I'd like to learn how to use the pandas package properly. It's really useful for reading in large files, dealing with tabular data and sorting/cleaning datasets, and isn't something I often use in my day-to-day PhD work. So, to dive right in, I thought I'd dive right in and download an interesting dataset from Kaggle. Kaggle hosts many raw datasets, with data covering everything from European football to different plan species and even transcripts of Twitter, South Park episodes and UN speeches. If you haven't heard of it before I definitely recommnend having a look!

I chose the data on airline routes and airports, from here and here, thinking that I'd join these two datasets together and plot a map of flight routes around the world.

The airports dataset has the longitude and latitude of ~8000 airports around the world. Each airport also has a unique id, which is referenced in the flight routes data. I'd need to join the tables together, so instead of columns named "source airport id", we'd have "source airport longitude" and "source airport latitude" instead. This is easily done with pandas, but it took me a little while to get my head around how it works.

First we load everything in:

  
#import things
import numpy as np                                            
import pandas as pd

#Column names, since this csv file doesn't seem to have a header
names = ['id','Name' ,'City' ,'Country','Airport ID','IATA' ,'lat', 'lon' ,'Altitude','Timezone' ,'DST' ,'Tz' ,'Type','Source'

#Read in the airport data sets
stations = pd.read_csv('airports_extended.csv', names = names)
#only choose airports
airports=stations[stations['Type']=='airport']

#get the flight routes
#No need for column names here, as we have a header already
routes=pd.read_csv('routes.csv')
  

Now we make sure that the id columns in both these series are actualy numerical data.
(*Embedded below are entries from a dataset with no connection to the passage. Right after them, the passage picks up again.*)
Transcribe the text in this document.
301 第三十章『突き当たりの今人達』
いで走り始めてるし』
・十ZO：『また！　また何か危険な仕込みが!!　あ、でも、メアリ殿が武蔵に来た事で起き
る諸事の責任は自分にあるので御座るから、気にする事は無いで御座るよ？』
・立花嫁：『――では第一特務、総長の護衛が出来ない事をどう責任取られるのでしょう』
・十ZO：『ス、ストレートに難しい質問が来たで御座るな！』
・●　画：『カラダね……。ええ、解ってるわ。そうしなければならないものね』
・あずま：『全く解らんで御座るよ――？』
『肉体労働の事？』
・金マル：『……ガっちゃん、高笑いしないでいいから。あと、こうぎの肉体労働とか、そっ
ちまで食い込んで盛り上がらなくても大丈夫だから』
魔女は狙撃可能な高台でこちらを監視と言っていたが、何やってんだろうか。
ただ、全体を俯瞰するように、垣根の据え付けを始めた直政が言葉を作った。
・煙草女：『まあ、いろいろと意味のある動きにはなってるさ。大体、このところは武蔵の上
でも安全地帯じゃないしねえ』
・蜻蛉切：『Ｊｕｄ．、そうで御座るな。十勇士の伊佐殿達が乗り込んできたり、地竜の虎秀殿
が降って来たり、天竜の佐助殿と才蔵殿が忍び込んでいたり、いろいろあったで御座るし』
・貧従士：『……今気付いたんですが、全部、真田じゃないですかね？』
I was tearing my hair out trying to match one against the other before realising that one id column was all strings and the other all ints!

  
#Make series of just the ids, and convert them to floats
tmp_sources=pd.DataFrame(pd.to_numeric(routes[' source airport id'], errors='coerce'))
tmp_dests=pd.DataFrame(pd.to_numeric(routes[' destination airport id'], errors='coerce'))
  

Setting errors='coerce' makes sure that any incorrect values are set to Nans, rather than throwing an error.

  
#Get just the longitude and latitude columns
locations=airports[['id', 'lon', 'lat']]

#and merge with the (temporary) route starts and stops  
sources=pd.merge(tmp_sources, locations, left_on=' source airport id', right_on='id')
destinations=pd.merge(tmp_dests, locations, left_on=' destination airport id', right_on='id')

#join these together, to get a table with lons and lats for the airport sources and destinations 
final=sources.join(destinations, lsuffix='_source', rsuffix='_dest') 
  

The merge and join functions here are the really useful parts of pandas. The two accomplish very similar things, but are subtley different- and I can't say I'm entirely sure when one is more approriate than the other! Something on the list of things to learn. Now our new dataframe Final has columns like lat_source, lon_source, lon_dest and lat_dest, and the next thing to do is to plot them all on a map.
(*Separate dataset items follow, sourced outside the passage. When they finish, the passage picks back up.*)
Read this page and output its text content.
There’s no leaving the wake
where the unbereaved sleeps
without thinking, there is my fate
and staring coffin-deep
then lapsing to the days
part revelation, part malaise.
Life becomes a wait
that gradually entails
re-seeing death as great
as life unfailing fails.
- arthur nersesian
I did this using the useful package Cartopy. You can simply load up a matplotlib axis with the appropriate map projection and plot things in longitude and latitude on there!

  
import matplotlib.pyplot as plt
import cartopy.crs as ccrs
from matplotlib import collections  as mc

ax = plt.axes(projection=ccrs.PlateCarree())

#Add coastlines with high resolution
ax.coastlines(resolution='10m')
#Add a map image
ax.stock_img()
  

To plot my actual flight routes, I'd need to use a LineCollection. Going through and plotting the ~68000 routes one by one in a for loop would take forever!

  
#Get just the columns we want from our final dataframe
lines=final[['lon_source', 'lat_source', 'lon_dest', 'lat_dest']].values

#Reshape them into (x_0, y_) (x_1, y_1) pairs
lines=lines.reshape(-1, 2, 2)

#Make a path collection with the correct geodesic transformation
lc = mc.LineCollection(lines, linewidths=0.1, colors='g', transform=ccrs.Geodetic()) 

#Plot!
ax.add_collection(lc)  

plt.show()
  

Here, the "Geodetic" transformation ensures that our lines between two coordinates follow the curvature of the Earth (as real flight plans do). The final plot looks like this:

Which looks okay! I'd like to go back and play with things a bit- like use a nicer map image, and maybe colour the flights based on length or duration somehow. It also takes around a minute to run on my laptop, with the geodesic transformation for the line collection taking up most of that time. So maybe there's a more efficient way?